Published November 23, 2020
Culbertson Mansion work ‘a labor of love’ for longtime volunteer
Holly Crisler-Johnson quit the haunted house where she’d been a paid worker for six years and joined the Friends of Culbertson Mansion as a volunteer for their annual fright fest.
That was in 2001. Twenty years later, she’s still volunteering at Culbertson, helping the Friends raise hundreds of thousands of dollars for upkeep and projects at the New Albany-based historic site.
“I tell our new people, ‘You can go to work at another haunt and get paid, but there’s a reason why people stick around here,’” she says. “‘It’s because we’ve got the nicest, friendliest environment. Everybody enjoys what they do. It’s a labor of love. There’s such a great group of people that I’ve come to know and they’re great friends. So I would never want to leave that — not even for money.”
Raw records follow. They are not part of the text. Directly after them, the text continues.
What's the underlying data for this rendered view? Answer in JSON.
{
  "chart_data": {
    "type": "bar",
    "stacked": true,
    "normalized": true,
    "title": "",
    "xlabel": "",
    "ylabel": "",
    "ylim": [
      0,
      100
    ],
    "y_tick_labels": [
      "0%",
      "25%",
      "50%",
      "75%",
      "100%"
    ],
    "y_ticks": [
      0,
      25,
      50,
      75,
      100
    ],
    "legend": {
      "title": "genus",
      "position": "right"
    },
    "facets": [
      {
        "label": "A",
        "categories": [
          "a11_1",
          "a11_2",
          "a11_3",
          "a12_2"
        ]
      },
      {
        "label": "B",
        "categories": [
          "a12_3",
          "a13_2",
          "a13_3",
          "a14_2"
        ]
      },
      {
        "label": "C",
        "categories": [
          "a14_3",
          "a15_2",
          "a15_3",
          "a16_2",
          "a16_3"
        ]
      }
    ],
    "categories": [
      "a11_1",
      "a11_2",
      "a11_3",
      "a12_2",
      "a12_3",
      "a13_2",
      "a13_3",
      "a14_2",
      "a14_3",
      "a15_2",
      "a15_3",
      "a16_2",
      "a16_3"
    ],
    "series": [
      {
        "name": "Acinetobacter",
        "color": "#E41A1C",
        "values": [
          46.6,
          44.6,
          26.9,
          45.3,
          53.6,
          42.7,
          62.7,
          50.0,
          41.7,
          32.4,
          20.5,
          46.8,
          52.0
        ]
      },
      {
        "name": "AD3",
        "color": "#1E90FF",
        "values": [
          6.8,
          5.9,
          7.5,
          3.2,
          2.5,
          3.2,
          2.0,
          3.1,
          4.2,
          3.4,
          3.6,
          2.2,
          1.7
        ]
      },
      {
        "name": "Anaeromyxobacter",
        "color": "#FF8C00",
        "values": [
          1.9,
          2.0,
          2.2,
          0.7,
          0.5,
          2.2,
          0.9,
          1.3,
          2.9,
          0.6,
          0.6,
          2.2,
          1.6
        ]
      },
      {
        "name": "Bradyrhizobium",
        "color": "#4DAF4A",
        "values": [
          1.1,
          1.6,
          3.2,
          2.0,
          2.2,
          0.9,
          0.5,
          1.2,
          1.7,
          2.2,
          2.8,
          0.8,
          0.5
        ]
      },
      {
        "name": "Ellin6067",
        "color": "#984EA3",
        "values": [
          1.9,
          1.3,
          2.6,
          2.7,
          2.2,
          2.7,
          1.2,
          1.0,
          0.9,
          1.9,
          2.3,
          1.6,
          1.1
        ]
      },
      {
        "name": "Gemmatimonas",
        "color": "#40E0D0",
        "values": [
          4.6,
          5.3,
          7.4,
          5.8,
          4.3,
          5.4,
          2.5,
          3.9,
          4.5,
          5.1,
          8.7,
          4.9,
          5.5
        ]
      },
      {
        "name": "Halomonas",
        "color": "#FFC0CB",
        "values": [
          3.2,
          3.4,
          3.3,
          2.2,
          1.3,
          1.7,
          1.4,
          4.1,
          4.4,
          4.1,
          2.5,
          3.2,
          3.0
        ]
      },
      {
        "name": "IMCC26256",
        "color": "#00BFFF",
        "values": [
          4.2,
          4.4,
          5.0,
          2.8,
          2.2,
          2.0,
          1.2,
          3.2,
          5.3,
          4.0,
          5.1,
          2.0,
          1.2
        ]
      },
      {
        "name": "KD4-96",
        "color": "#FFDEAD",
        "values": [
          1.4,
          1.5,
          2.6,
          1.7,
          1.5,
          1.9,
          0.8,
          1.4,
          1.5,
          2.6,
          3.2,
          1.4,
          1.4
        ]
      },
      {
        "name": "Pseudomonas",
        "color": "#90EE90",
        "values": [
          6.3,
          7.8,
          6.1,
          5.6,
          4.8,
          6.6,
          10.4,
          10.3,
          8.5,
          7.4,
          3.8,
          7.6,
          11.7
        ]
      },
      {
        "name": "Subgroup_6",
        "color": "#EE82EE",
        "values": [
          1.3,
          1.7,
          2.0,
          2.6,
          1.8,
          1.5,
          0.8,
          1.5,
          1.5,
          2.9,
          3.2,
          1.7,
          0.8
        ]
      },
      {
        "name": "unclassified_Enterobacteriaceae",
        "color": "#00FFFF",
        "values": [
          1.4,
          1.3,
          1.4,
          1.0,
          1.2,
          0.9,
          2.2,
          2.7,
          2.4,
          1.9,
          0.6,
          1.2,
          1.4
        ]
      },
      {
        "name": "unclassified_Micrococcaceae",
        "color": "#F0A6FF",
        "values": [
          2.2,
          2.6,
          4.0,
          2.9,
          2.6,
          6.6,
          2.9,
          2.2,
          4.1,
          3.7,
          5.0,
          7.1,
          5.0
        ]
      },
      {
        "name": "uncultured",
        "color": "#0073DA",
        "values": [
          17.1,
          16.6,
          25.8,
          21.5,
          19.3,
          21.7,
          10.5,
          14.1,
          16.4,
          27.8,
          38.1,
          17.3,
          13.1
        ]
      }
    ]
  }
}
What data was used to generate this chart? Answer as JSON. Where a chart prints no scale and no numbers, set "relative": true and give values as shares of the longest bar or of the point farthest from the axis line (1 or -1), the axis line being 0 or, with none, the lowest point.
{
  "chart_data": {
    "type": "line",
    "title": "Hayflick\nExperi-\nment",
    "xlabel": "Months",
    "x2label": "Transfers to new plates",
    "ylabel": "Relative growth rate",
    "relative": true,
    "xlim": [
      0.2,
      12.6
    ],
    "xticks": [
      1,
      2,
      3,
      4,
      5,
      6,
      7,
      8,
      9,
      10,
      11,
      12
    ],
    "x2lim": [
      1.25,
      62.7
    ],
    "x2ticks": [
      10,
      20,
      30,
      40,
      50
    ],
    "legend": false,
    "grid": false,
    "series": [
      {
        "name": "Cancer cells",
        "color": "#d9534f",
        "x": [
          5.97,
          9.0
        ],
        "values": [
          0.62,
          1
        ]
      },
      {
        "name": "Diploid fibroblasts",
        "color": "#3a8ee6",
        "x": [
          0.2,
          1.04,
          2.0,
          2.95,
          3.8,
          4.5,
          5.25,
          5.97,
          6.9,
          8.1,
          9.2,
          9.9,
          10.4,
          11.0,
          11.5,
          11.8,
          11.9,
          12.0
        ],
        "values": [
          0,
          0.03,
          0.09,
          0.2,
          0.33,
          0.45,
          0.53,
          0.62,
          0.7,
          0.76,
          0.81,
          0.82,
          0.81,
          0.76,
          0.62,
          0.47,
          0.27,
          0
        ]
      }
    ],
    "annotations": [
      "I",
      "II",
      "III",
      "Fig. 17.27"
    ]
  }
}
Crisler-Johnson’s role can be as an actor, a makeup artist, a talent coach — whatever is needed. Hannah Palmer, who heads the committee that plans and presents “the haunt,” as it’s known, says Crisler-Johnson seems to have an endless portfolio of characters and ideas. That includes the lovely demon Lucy, a crazed patient escaped from the insane asylum; a giant demonic goat with wings; a gargoyle on stilts; and a classic Victorian widow.
“Holly has and can do it all,” Palmer says.
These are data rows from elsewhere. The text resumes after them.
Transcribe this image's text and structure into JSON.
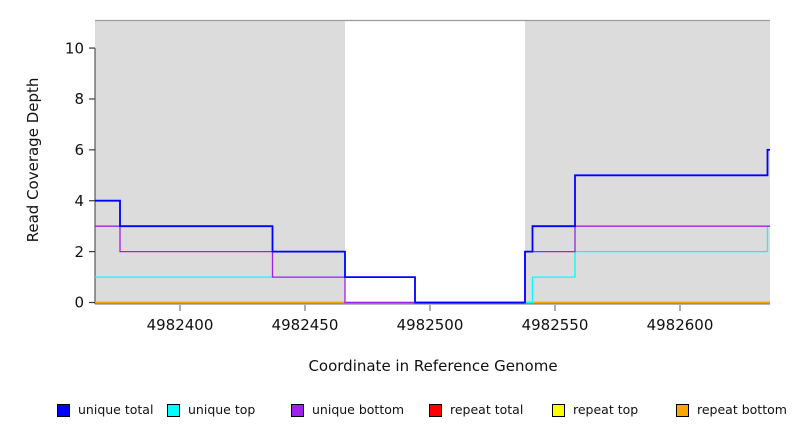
{
  "figure": {
    "x_axis_title": "Coordinate in Reference Genome",
    "y_axis_title": "Read Coverage Depth"
  },
  "legend": {
    "items": [
      {
        "label": "unique total",
        "color": "#0000FF"
      },
      {
        "label": "unique top",
        "color": "#00FFFF"
      },
      {
        "label": "unique bottom",
        "color": "#A020F0"
      },
      {
        "label": "repeat total",
        "color": "#FF0000"
      },
      {
        "label": "repeat top",
        "color": "#FFFF00"
      },
      {
        "label": "repeat bottom",
        "color": "#FFA500"
      }
    ]
  },
  "chart_data": {
    "type": "line",
    "step": true,
    "xlabel": "Coordinate in Reference Genome",
    "ylabel": "Read Coverage Depth",
    "x_ticks": [
      4982400,
      4982450,
      4982500,
      4982550,
      4982600
    ],
    "y_ticks": [
      0,
      2,
      4,
      6,
      8,
      10
    ],
    "xlim": [
      4982366,
      4982636
    ],
    "ylim": [
      0,
      11.26
    ],
    "grid": false,
    "legend_position": "bottom",
    "shade_color": "#DCDCDC",
    "region_border_color": "#9C9C9C",
    "shaded_regions": [
      {
        "x0": 4982366,
        "x1": 4982466
      },
      {
        "x0": 4982538,
        "x1": 4982636
      }
    ],
    "unshaded_gap": {
      "x0": 4982466,
      "x1": 4982538
    },
    "series": [
      {
        "name": "repeat total",
        "color": "#FF0000",
        "width": 1.2,
        "points": [
          [
            4982366,
            0
          ],
          [
            4982636,
            0
          ]
        ]
      },
      {
        "name": "repeat top",
        "color": "#FFFF00",
        "width": 1.2,
        "points": [
          [
            4982366,
            0
          ],
          [
            4982636,
            0
          ]
        ]
      },
      {
        "name": "repeat bottom",
        "color": "#FFA500",
        "width": 1.7,
        "points": [
          [
            4982366,
            0
          ],
          [
            4982636,
            0
          ]
        ]
      },
      {
        "name": "unique top",
        "color": "#00FFFF",
        "width": 1.3,
        "points": [
          [
            4982366,
            1
          ],
          [
            4982494,
            1
          ],
          [
            4982494,
            0
          ],
          [
            4982541,
            0
          ],
          [
            4982541,
            1
          ],
          [
            4982558,
            1
          ],
          [
            4982558,
            2
          ],
          [
            4982635,
            2
          ],
          [
            4982635,
            3
          ],
          [
            4982636,
            3
          ]
        ]
      },
      {
        "name": "unique bottom",
        "color": "#A020F0",
        "width": 1.3,
        "points": [
          [
            4982366,
            3
          ],
          [
            4982376,
            3
          ],
          [
            4982376,
            2
          ],
          [
            4982437,
            2
          ],
          [
            4982437,
            1
          ],
          [
            4982466,
            1
          ],
          [
            4982466,
            0
          ],
          [
            4982538,
            0
          ],
          [
            4982538,
            2
          ],
          [
            4982558,
            2
          ],
          [
            4982558,
            3
          ],
          [
            4982636,
            3
          ]
        ]
      },
      {
        "name": "unique total",
        "color": "#0000FF",
        "width": 1.8,
        "points": [
          [
            4982366,
            4
          ],
          [
            4982376,
            4
          ],
          [
            4982376,
            3
          ],
          [
            4982437,
            3
          ],
          [
            4982437,
            2
          ],
          [
            4982466,
            2
          ],
          [
            4982466,
            1
          ],
          [
            4982494,
            1
          ],
          [
            4982494,
            0
          ],
          [
            4982538,
            0
          ],
          [
            4982538,
            2
          ],
          [
            4982541,
            2
          ],
          [
            4982541,
            3
          ],
          [
            4982558,
            3
          ],
          [
            4982558,
            5
          ],
          [
            4982635,
            5
          ],
          [
            4982635,
            6
          ],
          [
            4982636,
            6
          ]
        ]
      }
    ]
  }
}
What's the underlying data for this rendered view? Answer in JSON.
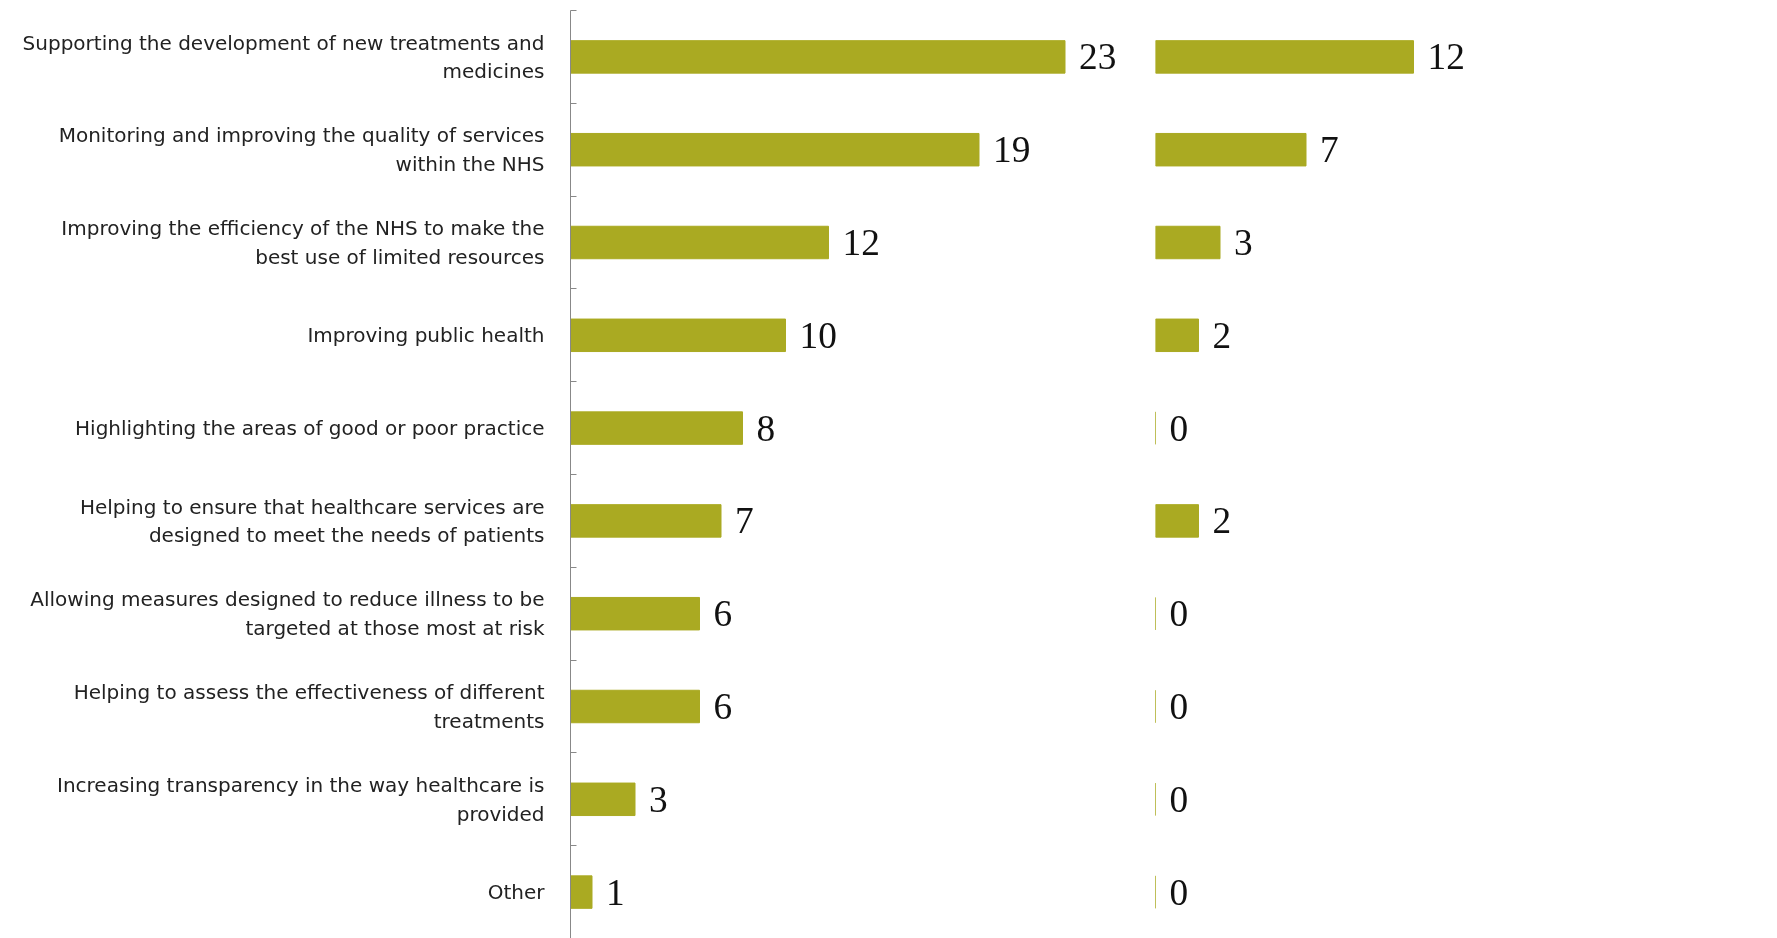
{
  "chart_data": [
    {
      "type": "bar",
      "orientation": "horizontal",
      "categories": [
        "Supporting the development of new treatments and medicines",
        "Monitoring and improving the quality of services within the NHS",
        "Improving the efficiency of the NHS to make the best use of limited resources",
        "Improving public health",
        "Highlighting the areas of good or poor practice",
        "Helping to ensure that healthcare services are designed to meet the needs of patients",
        "Allowing measures designed to reduce illness to be targeted at those most at risk",
        "Helping to assess the effectiveness of different treatments",
        "Increasing transparency in the way healthcare is provided",
        "Other"
      ],
      "values": [
        23,
        19,
        12,
        10,
        8,
        7,
        6,
        6,
        3,
        1
      ],
      "color": "#aaaa22",
      "data_labels": true,
      "grid": false,
      "tick_labels": "y"
    },
    {
      "type": "bar",
      "orientation": "horizontal",
      "categories": [
        "Supporting the development of new treatments and medicines",
        "Monitoring and improving the quality of services within the NHS",
        "Improving the efficiency of the NHS to make the best use of limited resources",
        "Improving public health",
        "Highlighting the areas of good or poor practice",
        "Helping to ensure that healthcare services are designed to meet the needs of patients",
        "Allowing measures designed to reduce illness to be targeted at those most at risk",
        "Helping to assess the effectiveness of different treatments",
        "Increasing transparency in the way healthcare is provided",
        "Other"
      ],
      "values": [
        12,
        7,
        3,
        2,
        0,
        2,
        0,
        0,
        0,
        0
      ],
      "color": "#aaaa22",
      "data_labels": true,
      "grid": false,
      "tick_labels": false
    }
  ]
}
“She’s truly a lifesaver in the haunted house. Her detailed painting in each room brings the scenes to life. She’s done so many amazing transformations to our haunt, from eyeballs covering the walls to illusions that trick you at a glance. She is always blowing my mind!”
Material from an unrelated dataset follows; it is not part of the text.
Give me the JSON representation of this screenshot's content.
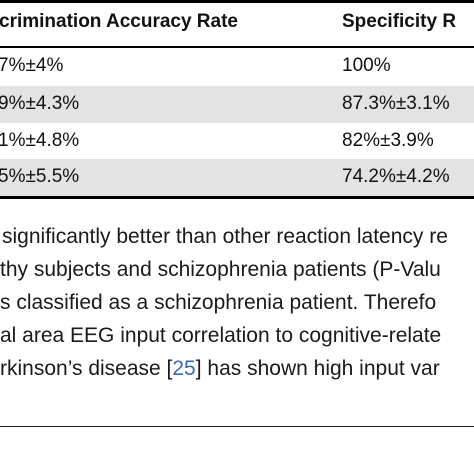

Devin Payne, the site manager for the Culbertson Mansion State Historic Site, which is part of the Indiana State Museum and Historic Sites 12-location museum system, says Crisler-Johnson has “a flare for fashion and is an incredible makeup artist. She often does really cool fantasy/creepy looks. She always has fun ideas for the friends to undertake. And she loves the mansion!”
Over the years, Crisler-Johnson has expanded her volunteer role to include the murder mysteries and Clue parties the Friends group puts on at Culbertson. The murder mysteries typically center around an event — a Culbertson family funeral, Christmas or party — where somebody gets murdered and it’s up to the guests to figure out whodunit.
At the Clue parties, based on the board game of the same name, guests are encouraged to dress as characters or weapons. People have shown up as the rope or the knife or the pistol. Volunteers dress as the Clue characters — Mrs. Peacock, Mr. Green, Col. Mustard — and lead guests on a scavenger hunt through the mansion.
The murder mysteries and Clue parties are currently on hold because of COVID-19 restrictions, but the Friends group couldn’t let Halloween 2020 go uncelebrated. They came up with Macabre at the Mansion, a guided tour of the mansion that focused on the weird, morbid and bizarre habits and entertainments of the Victorians such as post-mortem photography, quack medicine and unusual fashion.
Crisler-Johnson took on a main speaking role in the mansion tour. She wrote out the cards for the guides and performed them herself as a guide, too.
“People told us, ‘We’re so glad you did this because we’ve been coming to your haunt every year and we’re so thankful you did something,’” she said.
The event raised $12,000 — a little more than half of what the annual haunted house brings in.
“But in the middle of a pandemic, that’s remarkable,” says Eric Todd, vice president of operations for the Indiana State Museum and Historic Sites. “The Friends of Culbertson Mansion do an exceptional job every year. We’re so grateful for the energy and enthusiasm they bring during such a challenging time, and we benefit so much from having volunteers like Holly who love the site.”
In her daily life, Crisler-Johnson is a graphic designer for a print company. She loves reading and history — another reason she likes hanging around the mansion.
“The Victorian era is one of my favorite times in history, and any time I can learn something new about that era or even about the Culbertson family themselves, I find that really enjoyable,’ she says.
She also gets to spend a little extra time with her husband, Daniel Johnson, who has volunteered at the mansion as an actor and all-around helper for most of the last 20 years.
“It’s a passion we’re hooked on,” she says. “And the mansion is just one of those jewels in the area that I think everyone should see. There’s so much history and so much beauty, and the restoration continues to uncover some gorgeous elements of that house as far as art and architecture and artifacts.”
Crisler-Johnson says she’s particularly partial to the chandelier on the second floor. Right around the week of Christmas, when the sun is at its lowest point, the light comes through a window on the third floor and it hits that chandelier perfectly.
“And it’s like a light show on the second floor,” she says. “I see something new and learn something new every time I’m in the mansion. It’s a never-ending learning odyssey for me.”